TPC-H Skew Benchmark¶
Overview¶
The TPC-H Skew benchmark extends the standard TPC-H benchmark with configurable data skew patterns to test database performance under realistic, non-uniform data distributions. Based on the research paper “Introducing Skew into the TPC-H Benchmark”, this benchmark helps evaluate how query optimizers handle skewed data distributions that are common in real-world scenarios.
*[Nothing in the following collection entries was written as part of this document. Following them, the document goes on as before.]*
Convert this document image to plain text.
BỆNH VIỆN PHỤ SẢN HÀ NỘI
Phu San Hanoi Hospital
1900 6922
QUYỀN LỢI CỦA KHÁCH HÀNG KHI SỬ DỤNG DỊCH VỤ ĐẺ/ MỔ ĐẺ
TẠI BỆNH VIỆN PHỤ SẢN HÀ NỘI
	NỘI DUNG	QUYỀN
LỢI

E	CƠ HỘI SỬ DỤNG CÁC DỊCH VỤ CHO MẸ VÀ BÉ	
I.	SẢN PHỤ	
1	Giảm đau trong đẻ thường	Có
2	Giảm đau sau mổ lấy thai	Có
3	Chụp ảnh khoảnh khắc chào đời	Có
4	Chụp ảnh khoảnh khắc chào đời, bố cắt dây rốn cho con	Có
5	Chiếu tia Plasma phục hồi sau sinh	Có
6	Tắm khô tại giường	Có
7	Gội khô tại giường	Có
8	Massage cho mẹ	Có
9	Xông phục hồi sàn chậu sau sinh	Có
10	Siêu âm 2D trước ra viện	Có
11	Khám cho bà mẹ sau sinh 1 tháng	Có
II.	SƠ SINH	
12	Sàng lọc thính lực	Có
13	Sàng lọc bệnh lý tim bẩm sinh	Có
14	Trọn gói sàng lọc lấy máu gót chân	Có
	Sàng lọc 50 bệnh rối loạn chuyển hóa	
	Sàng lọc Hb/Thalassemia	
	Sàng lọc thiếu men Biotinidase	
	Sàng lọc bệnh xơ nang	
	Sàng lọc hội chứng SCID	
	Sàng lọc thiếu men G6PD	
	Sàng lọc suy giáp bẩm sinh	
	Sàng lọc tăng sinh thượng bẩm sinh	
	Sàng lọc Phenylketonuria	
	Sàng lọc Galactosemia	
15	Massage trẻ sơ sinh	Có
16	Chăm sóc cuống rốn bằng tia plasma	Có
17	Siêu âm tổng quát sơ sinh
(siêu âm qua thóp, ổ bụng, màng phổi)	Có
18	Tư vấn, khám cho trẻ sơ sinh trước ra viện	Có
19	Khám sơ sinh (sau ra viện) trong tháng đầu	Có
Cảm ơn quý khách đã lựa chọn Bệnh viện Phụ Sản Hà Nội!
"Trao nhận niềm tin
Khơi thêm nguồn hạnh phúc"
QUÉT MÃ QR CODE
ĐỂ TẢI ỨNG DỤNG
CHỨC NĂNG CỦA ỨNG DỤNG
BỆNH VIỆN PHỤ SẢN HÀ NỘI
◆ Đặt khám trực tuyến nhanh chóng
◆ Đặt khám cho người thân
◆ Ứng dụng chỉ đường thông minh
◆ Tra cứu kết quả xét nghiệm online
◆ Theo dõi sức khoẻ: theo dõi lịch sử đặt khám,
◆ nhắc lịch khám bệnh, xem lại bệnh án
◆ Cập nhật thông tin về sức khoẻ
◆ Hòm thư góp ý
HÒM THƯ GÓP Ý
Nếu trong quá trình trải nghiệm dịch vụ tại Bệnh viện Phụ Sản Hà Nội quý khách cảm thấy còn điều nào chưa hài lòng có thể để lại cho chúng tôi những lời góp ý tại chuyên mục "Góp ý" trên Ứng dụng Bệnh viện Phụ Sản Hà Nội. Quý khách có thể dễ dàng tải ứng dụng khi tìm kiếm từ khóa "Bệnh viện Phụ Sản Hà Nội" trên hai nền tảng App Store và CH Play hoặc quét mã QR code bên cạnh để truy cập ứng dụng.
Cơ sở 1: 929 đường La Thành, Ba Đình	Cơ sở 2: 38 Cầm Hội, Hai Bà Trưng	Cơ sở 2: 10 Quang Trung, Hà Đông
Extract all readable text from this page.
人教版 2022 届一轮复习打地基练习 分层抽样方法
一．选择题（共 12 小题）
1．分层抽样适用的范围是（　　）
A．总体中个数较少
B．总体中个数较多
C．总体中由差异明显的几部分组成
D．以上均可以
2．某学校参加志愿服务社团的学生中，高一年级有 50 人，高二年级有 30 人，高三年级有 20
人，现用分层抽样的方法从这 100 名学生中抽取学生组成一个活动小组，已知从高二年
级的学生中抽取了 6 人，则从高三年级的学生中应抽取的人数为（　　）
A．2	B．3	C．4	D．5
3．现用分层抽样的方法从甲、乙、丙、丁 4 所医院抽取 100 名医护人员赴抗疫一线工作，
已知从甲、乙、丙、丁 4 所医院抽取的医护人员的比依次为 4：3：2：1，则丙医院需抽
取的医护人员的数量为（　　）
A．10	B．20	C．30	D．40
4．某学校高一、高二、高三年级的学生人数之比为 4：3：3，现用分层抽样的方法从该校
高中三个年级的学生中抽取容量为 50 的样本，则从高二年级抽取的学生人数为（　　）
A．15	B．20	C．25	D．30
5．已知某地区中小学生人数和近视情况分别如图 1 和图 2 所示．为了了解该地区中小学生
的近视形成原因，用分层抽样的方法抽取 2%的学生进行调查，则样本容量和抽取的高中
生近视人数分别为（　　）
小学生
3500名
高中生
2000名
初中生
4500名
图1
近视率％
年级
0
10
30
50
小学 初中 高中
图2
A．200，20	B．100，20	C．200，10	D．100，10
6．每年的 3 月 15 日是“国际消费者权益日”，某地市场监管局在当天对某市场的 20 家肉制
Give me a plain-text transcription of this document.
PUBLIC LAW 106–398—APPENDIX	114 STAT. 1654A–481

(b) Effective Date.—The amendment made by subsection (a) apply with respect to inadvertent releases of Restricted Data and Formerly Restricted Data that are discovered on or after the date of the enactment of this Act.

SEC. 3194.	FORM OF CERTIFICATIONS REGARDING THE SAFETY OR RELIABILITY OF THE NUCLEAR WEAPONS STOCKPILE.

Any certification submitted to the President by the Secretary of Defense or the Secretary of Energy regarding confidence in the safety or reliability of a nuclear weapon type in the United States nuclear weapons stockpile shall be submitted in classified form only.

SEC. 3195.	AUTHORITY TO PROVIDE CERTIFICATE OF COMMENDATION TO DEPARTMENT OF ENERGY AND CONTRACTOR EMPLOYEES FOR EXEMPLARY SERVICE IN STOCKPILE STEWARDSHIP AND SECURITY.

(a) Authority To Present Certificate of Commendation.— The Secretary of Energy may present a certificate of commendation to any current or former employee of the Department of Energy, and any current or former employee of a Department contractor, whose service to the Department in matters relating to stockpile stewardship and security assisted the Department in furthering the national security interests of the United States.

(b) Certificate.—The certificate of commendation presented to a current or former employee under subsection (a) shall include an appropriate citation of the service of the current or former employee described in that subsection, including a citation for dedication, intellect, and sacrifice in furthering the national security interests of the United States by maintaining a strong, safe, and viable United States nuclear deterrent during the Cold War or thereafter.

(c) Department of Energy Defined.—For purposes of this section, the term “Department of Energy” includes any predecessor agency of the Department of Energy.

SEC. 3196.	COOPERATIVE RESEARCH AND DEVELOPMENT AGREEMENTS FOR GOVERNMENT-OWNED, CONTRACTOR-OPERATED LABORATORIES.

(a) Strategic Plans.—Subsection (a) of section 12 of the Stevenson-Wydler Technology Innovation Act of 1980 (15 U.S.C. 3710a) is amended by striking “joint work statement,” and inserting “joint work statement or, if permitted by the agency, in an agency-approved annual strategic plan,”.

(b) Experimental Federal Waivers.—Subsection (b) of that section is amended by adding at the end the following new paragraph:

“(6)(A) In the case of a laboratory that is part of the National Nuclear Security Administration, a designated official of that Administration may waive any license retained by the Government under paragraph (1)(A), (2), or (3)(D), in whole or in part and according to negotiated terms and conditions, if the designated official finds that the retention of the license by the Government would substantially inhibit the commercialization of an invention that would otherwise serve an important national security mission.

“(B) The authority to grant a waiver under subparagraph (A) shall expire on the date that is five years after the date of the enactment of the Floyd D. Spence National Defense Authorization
The benchmark is ideal for testing cardinality estimation accuracy, join strategy selection, and overall optimizer robustness when data doesn’t follow uniform distributions.
Key Features¶
Configurable skew levels - From uniform (standard TPC-H) to extreme Zipfian distributions
Multiple distribution types - Zipfian, normal, and exponential patterns
Preset configurations - Ready-to-use skew profiles for common scenarios
Same 22 queries - Uses standard TPC-H queries for direct comparison
Concurrent stream support - Full TPC-H compliance testing with skewed data
Research-backed methodology - Based on TPC-TC 2011 research
Skew Presets¶
BenchBox provides predefined skew configurations for common testing scenarios:
Preset |
Skew Factor (z) |
Description |
Use Case |
|---|---|---|---|
|
0.0 |
Uniform distribution (standard TPC-H) |
Baseline comparison |
|
0.2 |
Light skew |
Initial optimizer stress testing |
|
0.5 |
Moderate skew (default) |
Balanced skew testing |
|
0.8 |
Heavy skew |
Advanced optimizer testing |
|
1.0 |
Zipf’s law distribution |
Edge case testing |
|
varies |
E-commerce patterns |
Real-world simulation |
Data Model¶
The TPC-H Skew benchmark uses the same schema as standard TPC-H:
Tables¶
Table |
Purpose |
Approximate Rows (SF 1) |
|---|---|---|
lineitem |
Order line items (largest table) |
~6,000,000 |
orders |
Customer orders |
~1,500,000 |
partsupp |
Part-supplier relationships |
~800,000 |
customer |
Customer information |
~150,000 |
part |
Part catalog |
~200,000 |
supplier |
Supplier information |
~10,000 |
nation |
Nation reference |
25 |
region |
Region reference |
5 |
Skew Applied To¶
The skew distribution is applied to key columns that affect join cardinality and selectivity:
o_custkey (orders → customer join)
l_partkey (lineitem → part join)
l_suppkey (lineitem → supplier join)
ps_partkey (partsupp → part join)
ps_suppkey (partsupp → supplier join)
Query Categories¶
The benchmark uses the standard 22 TPC-H queries, unchanged from the base benchmark. This allows direct comparison between uniform and skewed data performance:
Scan-Heavy Queries¶
Q1, Q6: Large aggregations on lineitem
Most affected by data volume, less by skew
Join-Heavy Queries¶
Q3, Q5, Q7, Q8, Q9, Q10, Q21: Multi-table joins
Most affected by skew - cardinality estimation errors compound
Subquery Queries¶
Q2, Q4, Q11, Q15, Q17, Q18, Q20, Q22: Correlated subqueries
Affected by both skew and optimizer strategy selection
Complex Analytics¶
Q13, Q14, Q16, Q19: Aggregation with complex predicates
Variable impact depending on selectivity
Usage Examples¶
Basic Usage with Preset¶
from benchbox import TPCHSkew
# Use moderate skew (default)
benchmark = TPCHSkew(scale_factor=1.0)
data_files = benchmark.generate_data()
# Get queries (same as standard TPC-H)
queries = benchmark.get_queries()
# Check skew configuration
print(benchmark.get_skew_info())
Using Different Presets¶
from benchbox import TPCHSkew
# Light skew for initial testing
light_benchmark = TPCHSkew(scale_factor=0.1, skew_preset="light")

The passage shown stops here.